Она перестала смеяться и очень серьезно сказала:

– Тогда рассказывай.

Потому что поняла, что Джа подобрал слова.

И не ошиблась.

– Мне было двадцать лет, – медленно начал он, продолжая прижимать ладонь Ларисы к своей груди. – Впрочем, это не важно… Важно то, что все это случилось в ночь «Пасхального предупреждения». Помнишь ту историю?

– Первые серьезные беспорядки в Европе, – кивнула Лариса.

– В семнадцати странах, – подтвердил Джа. – Новые европейцы запретили праздновать Пасху в семнадцати странах. Христианство постепенно вымывалось из жизни: с гербов и монет исчезали символы, закрывались и сносились церкви, запрещалось упоминать христианство в учебниках… то есть о христианстве разрешалось рассказывать, но только плохое. Подчеркнуто плохое, целенаправленно выставляя христиан жестокими и подлыми людьми. Так продолжалось много лет, а апофеозом стало «Пасхальное предупреждение»: новые европейцы сказали, что не гарантируют безопасности тем, кто соберется праздновать Пасху. В смысле, обещают неприятности. А полиция самоустранилась, поскольку «явных угроз жизни и здоровью граждан» в обращении не было.

– Ты пошел к храму, – догадалась Лариса.

– Разумеется.

– Зачем?

На этот вопрос Джа не ответил, не видел смысла объяснять очевидное.

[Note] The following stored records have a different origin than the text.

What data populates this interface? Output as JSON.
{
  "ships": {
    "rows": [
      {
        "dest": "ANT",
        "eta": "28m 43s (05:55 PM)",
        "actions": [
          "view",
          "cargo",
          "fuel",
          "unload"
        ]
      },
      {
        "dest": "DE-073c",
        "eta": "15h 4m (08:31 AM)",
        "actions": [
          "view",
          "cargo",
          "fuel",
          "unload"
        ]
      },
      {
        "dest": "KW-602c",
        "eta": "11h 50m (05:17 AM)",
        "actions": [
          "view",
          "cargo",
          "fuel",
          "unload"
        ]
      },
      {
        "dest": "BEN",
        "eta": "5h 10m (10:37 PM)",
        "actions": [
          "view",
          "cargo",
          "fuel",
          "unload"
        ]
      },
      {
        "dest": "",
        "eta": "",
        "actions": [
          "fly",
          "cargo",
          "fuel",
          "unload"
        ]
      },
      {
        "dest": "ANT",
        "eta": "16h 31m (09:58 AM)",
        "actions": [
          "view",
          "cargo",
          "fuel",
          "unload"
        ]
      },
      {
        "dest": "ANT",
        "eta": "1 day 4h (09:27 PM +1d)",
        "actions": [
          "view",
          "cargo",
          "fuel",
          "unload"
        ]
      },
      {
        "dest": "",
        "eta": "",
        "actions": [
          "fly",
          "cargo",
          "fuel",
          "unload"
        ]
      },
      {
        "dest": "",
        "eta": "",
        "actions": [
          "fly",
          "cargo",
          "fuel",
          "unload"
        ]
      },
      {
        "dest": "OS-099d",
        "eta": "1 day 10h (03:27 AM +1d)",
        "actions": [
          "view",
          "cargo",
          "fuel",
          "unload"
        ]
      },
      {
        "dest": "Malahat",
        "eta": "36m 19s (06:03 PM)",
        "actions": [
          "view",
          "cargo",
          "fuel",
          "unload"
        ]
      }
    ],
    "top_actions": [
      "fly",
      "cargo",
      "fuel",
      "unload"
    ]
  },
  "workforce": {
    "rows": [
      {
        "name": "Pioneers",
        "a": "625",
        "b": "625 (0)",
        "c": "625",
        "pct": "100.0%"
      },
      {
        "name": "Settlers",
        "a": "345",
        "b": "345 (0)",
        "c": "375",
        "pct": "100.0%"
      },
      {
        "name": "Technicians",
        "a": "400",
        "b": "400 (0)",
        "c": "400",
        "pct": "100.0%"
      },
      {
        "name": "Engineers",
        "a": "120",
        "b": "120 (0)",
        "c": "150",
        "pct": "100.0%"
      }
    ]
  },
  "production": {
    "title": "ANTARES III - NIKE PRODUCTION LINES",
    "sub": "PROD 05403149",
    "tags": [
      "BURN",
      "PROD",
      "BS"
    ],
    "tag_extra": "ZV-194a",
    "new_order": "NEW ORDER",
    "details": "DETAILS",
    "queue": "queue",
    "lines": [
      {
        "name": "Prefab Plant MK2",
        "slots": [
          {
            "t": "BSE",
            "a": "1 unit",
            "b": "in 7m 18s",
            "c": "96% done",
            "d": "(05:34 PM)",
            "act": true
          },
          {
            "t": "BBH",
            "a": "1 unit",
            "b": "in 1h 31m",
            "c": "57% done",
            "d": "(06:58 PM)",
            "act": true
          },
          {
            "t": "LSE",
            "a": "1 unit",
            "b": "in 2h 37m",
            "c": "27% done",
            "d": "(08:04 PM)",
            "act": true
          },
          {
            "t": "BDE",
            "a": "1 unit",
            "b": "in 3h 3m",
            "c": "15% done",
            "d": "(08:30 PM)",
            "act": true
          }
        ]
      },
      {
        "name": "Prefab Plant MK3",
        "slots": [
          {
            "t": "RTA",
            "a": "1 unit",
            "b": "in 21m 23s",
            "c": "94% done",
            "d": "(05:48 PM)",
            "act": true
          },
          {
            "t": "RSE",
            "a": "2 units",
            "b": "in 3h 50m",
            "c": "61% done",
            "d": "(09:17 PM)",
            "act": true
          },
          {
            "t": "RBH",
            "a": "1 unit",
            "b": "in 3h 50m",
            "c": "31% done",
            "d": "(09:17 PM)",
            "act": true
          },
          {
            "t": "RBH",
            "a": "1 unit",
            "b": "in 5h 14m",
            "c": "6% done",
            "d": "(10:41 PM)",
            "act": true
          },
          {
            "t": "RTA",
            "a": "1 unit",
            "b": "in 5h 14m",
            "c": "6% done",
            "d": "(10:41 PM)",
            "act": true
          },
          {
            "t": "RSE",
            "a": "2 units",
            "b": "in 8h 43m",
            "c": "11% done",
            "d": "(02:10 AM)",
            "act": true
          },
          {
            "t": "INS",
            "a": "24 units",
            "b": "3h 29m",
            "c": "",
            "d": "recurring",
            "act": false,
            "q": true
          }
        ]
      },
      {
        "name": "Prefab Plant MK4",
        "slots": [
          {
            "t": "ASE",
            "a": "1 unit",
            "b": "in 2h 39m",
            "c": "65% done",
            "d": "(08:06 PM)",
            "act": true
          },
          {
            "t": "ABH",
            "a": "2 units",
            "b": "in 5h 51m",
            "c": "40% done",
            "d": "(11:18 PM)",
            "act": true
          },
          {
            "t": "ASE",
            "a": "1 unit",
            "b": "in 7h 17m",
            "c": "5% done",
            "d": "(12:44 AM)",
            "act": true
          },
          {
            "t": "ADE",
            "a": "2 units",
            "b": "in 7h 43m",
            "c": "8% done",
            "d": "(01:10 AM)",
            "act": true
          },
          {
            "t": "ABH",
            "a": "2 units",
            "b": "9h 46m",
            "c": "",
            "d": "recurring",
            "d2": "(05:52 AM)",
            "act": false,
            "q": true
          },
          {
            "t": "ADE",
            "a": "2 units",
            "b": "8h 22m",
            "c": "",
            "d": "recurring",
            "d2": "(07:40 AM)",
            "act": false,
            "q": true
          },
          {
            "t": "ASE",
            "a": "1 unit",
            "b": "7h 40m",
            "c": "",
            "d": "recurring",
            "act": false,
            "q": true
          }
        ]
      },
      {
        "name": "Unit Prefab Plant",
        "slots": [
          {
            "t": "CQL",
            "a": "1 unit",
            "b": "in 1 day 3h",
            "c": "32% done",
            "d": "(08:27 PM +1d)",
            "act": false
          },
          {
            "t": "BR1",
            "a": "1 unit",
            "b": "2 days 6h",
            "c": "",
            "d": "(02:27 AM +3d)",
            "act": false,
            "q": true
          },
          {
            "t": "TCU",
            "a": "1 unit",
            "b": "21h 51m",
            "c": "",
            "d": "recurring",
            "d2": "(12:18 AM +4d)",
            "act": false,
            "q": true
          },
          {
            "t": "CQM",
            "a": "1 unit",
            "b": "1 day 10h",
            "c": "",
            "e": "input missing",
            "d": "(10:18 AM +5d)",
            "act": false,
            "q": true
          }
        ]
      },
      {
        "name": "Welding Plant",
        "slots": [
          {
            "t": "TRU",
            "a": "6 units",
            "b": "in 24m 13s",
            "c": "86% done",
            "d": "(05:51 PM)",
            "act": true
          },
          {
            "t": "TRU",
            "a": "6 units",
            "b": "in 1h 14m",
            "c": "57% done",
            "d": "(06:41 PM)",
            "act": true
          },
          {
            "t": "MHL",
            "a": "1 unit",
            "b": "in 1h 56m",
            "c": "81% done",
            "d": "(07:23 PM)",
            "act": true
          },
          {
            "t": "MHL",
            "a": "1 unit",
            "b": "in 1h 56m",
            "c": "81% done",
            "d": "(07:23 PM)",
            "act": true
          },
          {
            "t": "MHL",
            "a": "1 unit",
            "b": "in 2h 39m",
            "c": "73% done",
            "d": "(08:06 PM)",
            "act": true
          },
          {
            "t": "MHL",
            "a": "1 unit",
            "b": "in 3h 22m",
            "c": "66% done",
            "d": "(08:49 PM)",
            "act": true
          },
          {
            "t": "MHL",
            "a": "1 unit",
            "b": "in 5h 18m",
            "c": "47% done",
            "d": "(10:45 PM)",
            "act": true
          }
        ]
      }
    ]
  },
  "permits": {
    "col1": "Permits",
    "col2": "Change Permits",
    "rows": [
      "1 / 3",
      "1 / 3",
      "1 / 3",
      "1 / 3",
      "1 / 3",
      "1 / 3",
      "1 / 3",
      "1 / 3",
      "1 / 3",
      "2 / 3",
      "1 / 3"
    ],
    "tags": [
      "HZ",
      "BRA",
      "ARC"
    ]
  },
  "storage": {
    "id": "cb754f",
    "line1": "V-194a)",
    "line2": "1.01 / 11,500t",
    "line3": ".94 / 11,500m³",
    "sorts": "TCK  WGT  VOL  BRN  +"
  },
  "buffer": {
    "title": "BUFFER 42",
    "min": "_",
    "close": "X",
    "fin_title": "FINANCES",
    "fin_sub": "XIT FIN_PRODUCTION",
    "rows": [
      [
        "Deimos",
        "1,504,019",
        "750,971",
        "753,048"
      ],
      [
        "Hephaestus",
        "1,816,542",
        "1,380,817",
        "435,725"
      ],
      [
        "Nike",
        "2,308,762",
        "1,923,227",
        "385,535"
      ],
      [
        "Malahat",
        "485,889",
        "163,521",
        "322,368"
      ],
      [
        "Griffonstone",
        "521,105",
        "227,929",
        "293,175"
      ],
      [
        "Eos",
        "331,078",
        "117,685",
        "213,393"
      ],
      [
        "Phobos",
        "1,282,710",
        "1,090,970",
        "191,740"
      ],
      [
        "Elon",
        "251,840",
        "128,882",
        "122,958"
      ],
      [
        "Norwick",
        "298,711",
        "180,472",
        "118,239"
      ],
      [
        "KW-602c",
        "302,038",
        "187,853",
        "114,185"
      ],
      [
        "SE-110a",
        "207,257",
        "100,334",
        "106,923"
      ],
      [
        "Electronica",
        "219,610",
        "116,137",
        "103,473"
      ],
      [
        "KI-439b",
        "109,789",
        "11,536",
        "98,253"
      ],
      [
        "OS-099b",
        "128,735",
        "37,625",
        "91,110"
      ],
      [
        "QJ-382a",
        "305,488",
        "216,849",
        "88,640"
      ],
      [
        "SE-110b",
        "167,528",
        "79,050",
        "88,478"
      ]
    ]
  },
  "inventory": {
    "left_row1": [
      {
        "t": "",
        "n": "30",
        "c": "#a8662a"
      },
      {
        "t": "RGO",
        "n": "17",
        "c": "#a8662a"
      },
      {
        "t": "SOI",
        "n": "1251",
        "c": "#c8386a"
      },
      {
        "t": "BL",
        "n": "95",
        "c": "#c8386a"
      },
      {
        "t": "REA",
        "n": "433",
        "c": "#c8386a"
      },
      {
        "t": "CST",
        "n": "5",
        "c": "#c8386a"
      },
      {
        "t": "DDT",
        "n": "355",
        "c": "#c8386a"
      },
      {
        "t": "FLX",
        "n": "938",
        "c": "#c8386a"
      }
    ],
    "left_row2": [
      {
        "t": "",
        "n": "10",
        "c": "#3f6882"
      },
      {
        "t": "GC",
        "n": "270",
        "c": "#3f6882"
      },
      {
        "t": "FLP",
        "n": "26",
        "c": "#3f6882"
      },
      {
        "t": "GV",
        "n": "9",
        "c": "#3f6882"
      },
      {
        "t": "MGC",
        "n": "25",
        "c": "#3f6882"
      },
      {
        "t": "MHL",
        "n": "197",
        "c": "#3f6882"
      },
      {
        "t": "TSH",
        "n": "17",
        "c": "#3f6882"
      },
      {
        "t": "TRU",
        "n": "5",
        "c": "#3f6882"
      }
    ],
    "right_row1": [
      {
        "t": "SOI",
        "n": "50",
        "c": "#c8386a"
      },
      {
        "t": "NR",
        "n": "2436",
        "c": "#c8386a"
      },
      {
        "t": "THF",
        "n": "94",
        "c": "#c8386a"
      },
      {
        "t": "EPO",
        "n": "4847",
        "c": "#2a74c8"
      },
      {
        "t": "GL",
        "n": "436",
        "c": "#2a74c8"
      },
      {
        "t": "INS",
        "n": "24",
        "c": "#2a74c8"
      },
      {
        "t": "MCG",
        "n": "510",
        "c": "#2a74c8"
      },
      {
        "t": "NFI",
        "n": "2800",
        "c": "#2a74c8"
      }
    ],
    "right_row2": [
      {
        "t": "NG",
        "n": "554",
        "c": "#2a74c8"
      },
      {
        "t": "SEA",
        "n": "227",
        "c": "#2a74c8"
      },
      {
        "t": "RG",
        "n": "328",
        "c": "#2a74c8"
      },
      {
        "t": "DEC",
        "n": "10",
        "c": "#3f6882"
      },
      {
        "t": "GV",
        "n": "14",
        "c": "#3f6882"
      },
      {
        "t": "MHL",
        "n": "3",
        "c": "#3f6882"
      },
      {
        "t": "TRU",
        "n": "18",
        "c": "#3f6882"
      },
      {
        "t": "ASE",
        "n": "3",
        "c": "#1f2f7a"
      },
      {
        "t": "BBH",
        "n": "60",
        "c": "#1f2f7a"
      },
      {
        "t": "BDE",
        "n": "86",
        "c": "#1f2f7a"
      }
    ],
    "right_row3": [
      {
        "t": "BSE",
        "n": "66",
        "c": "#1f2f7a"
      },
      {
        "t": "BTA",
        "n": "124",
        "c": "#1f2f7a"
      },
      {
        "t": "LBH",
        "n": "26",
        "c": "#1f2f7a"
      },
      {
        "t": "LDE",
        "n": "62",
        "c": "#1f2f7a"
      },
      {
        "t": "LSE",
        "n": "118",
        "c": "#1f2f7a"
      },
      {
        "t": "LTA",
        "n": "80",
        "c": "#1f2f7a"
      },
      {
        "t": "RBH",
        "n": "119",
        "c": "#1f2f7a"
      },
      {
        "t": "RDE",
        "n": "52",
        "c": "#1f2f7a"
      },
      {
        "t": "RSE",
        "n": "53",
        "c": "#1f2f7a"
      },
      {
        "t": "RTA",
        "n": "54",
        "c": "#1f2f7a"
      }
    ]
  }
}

– Нас собралось немного, в основном старики. Я мог бы сказать, что пришли те, кому Пасха была действительно важна, но это было бы неправдой. Несмотря на гонения, верующих в Европе оставалось много, но у храмов собрались те, кто не испугался. Нас оказалось мало, а их – толпа. Среди нас было много стариков, а враждебная толпа состояла из боевиков и безжалостного молодняка. У нас не было и шанса. – Голос Винчи дрогнул. – Тебе интересно, что было потом?

Очень долго, почти минуту, Лариса смотрела Джехути в глаза, а после молча кивнула.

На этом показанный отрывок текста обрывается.